Native Antigens for Vaccine R&D
Our range of vaccine R&D reagents include more than 40 native antigens of key infectious pathogens, including Corynebacterium diphtheriae, Clostridium tetani, Enterovirus, Hepatitis virus, Influenza virus, Poliovirus, Rotavirus, Streptococcus pneumoniae, and Zika virus. These native antigens for vaccine can be used in a variety of applications, from the development of conjugate vaccines, to the evaluation of vaccination efficacy by antibody tests.
Conjugate vaccines
Diphtheria and tetanus are two infectious diseases that are particularly dangerous to babies. Chemically detoxified bacterial toxins (toxoids) have been successfully used as vaccines for the prevention of diphtheria and tetanus, DT (diphtheria and tetanus) vaccine, Td (tetanus and diphtheria) vaccine and many other combination vaccines. Tetanus toxoid (TT), diphtheria toxoid (DT) and diphtheria CRM197 are also widely used as protein carriers in licensed vaccines (Hib, pneumococcal, and meningococcal) to develop strong immune responses. Conjugate vaccines rely on these immunogenic molecules to stimulate long-lasting immunity to attached polysaccharides or peptides.
Fig. 1 Preparation processes of licensed Hib conjugate vaccines (Costantino P, et al. 2011)
Pneumococcal vaccines
The capsular polysaccharide (CPS) is the dominant surface structure of Streptococcus pneumoniae (S. pneumoniae) and plays a critical role in defense against the host immune system. There are two polyvalent pneumococcal vaccines with CPS-based formulations approved for use in the United States: Prevnar13 (PCV13) and Pneumovax 23 (PPSV23). Prevnar13 is for adults 18 years of age and older by 13 S. pneumoniae serotypes (1, 3, 4, 5, 6A, 6B, 7F, 9V, 14, 18C, 19A,19F, and 23F), all of them are individually conjugated to a CRM197 protein. Pneumovax 23 is for adults 50 years of age or older and persons aged ≥2 years by 23 S. pneumoniae serotypes (1, 2, 3, 4, 5, 6B, 7F, 8, 9N, 9V, 10A, 11A, 12F, 14, 15B, 17F, 18C, 19F, 19A, 20, 22F, 23F, and 33F). The detection of serotype-specific antibody levels in human sera is very important for differential diagnostics of pneumococcal infections and assessment of immunologic responses after pneumococcal vaccination.

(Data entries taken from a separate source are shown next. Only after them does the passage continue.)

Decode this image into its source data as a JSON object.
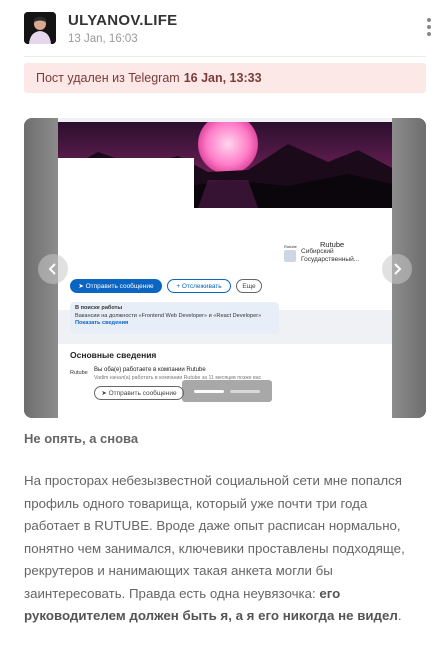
{
  "channel": {
    "name": "ULYANOV.LIFE",
    "date": "13 Jan, 16:03",
    "avatar_icon": "avatar-photo"
  },
  "menu_icon": "kebab-menu-icon",
  "deleted_notice": {
    "text": "Пост удален из Telegram",
    "date": "16 Jan, 13:33",
    "background": "#fde8e8"
  },
  "gallery": {
    "slide_count": 2,
    "active_slide": 1,
    "arrow_left_icon": "chevron-left-icon",
    "arrow_right_icon": "chevron-right-icon",
    "screenshot": {
      "company_label": "Rutube",
      "company_name": "Rutube",
      "university": "Сибирский Государственный...",
      "send_button": "➤ Отправить сообщение",
      "follow_button": "+ Отслеживать",
      "more_button": "Еще",
      "seeking_title": "В поиске работы",
      "seeking_text": "Вакансии на должности «Frontend Web Developer» и «React Developer»",
      "seeking_link": "Показать сведения",
      "about_title": "Основные сведения",
      "about_company": "Rutube",
      "about_line1": "Вы оба(е) работаете в компании Rutube",
      "about_line2": "Vadim начал(а) работать в компании Rutube за 11 месяцев позже вас",
      "about_button": "➤ Отправить сообщение"
    }
  },
  "post": {
    "title": "Не опять, а снова",
    "body_plain": "На просторах небезызвестной социальной сети мне попался профиль одного товарища, который уже почти три года работает в RUTUBE. Вроде даже опыт расписан нормально, понятно чем занимался, ключевики проставлены подходяще, рекрутеров и нанимающих такая анкета могли бы заинтересовать. Правда есть одна неувязочка:",
    "body_bold": "его руководителем должен быть я, а я его никогда не видел",
    "body_end": "."
  }
}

Fig. 2 Pneumococcal conjugation (Deng JZ, et al. 2022)
Viral vaccines
There are few specific therapies for viral infections, vaccination is an effective way to prevent viral infections. Viral vaccines contain either inactivated viruses or attenuated (alive but not capable of causing disease) viruses. These viruses lost their ability to replicate and are not pathogenic but they can induce an immune response. To cause immune reaction, it contains more antigen than live vaccines. There are several licensed viral vaccines use in the US: Hepatitis A vaccine, Influenza virus vaccine, Poliovirus vaccine, and Rotavirus Vaccine. Currently, there are still many viral vaccines under pre-clinical and clinical stages.
References
- Costantino P, Rappuoli R, Berti F. (2011). The design of semi-synthetic and synthetic glycoconjugate vaccines. Expert Opinion Drug Discovery. 6(10), 1045-1066.

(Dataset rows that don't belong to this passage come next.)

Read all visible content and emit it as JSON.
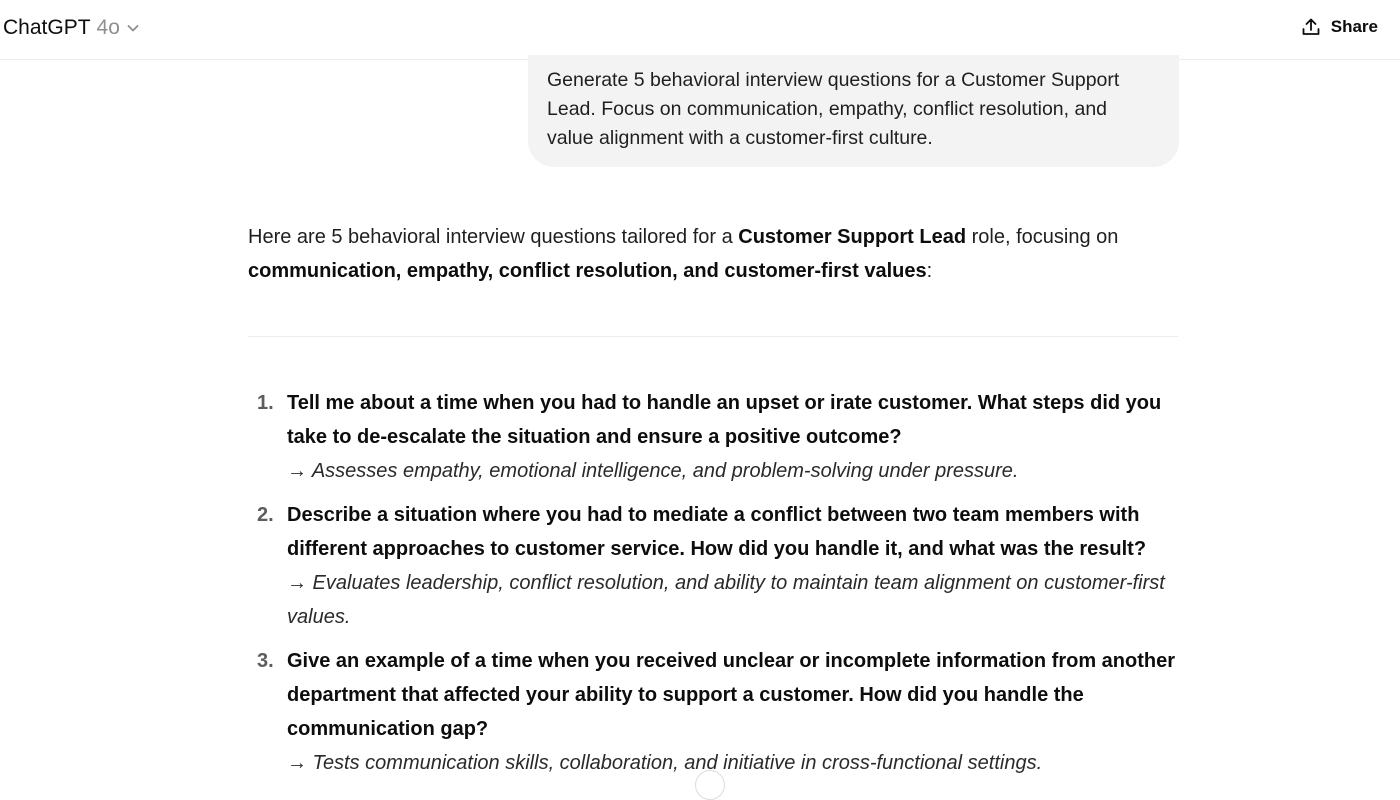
{
  "header": {
    "model_name": "ChatGPT",
    "model_version": "4o",
    "share_label": "Share"
  },
  "conversation": {
    "user_message": "Generate 5 behavioral interview questions for a Customer Support Lead. Focus on communication, empathy, conflict resolution, and value alignment with a customer-first culture.",
    "intro": {
      "part1": "Here are 5 behavioral interview questions tailored for a ",
      "bold1": "Customer Support Lead",
      "part2": " role, focusing on ",
      "bold2": "communication, empathy, conflict resolution, and customer-first values",
      "part3": ":"
    },
    "questions": [
      {
        "number": "1.",
        "question": "Tell me about a time when you had to handle an upset or irate customer. What steps did you take to de-escalate the situation and ensure a positive outcome?",
        "note": "→ Assesses empathy, emotional intelligence, and problem-solving under pressure."
      },
      {
        "number": "2.",
        "question": "Describe a situation where you had to mediate a conflict between two team members with different approaches to customer service. How did you handle it, and what was the result?",
        "note": "→ Evaluates leadership, conflict resolution, and ability to maintain team alignment on customer-first values."
      },
      {
        "number": "3.",
        "question": "Give an example of a time when you received unclear or incomplete information from another department that affected your ability to support a customer. How did you handle the communication gap?",
        "note": "→ Tests communication skills, collaboration, and initiative in cross-functional settings."
      }
    ]
  },
  "icons": {
    "model_dropdown": "chevron-down-icon",
    "share": "share-upload-icon"
  },
  "colors": {
    "text": "#0d0d0d",
    "muted": "#8f8f8f",
    "bubble_bg": "#f3f3f3",
    "divider": "#ececec"
  }
}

- Paton JC, Trappetti C. (2019). Streptococcus pneumoniae Capsular Polysaccharide. Microbiology Spectrum Journal Homepage. 7(2).
- Deng JZ, Lancaster C, Winters MA, et al. (2022). Multi-attribute characterization of pneumococcal conjugate vaccine by Size-exclusion chromatography coupled with UV-MALS-RI detections. Vaccine. 40(10), 1464-1471.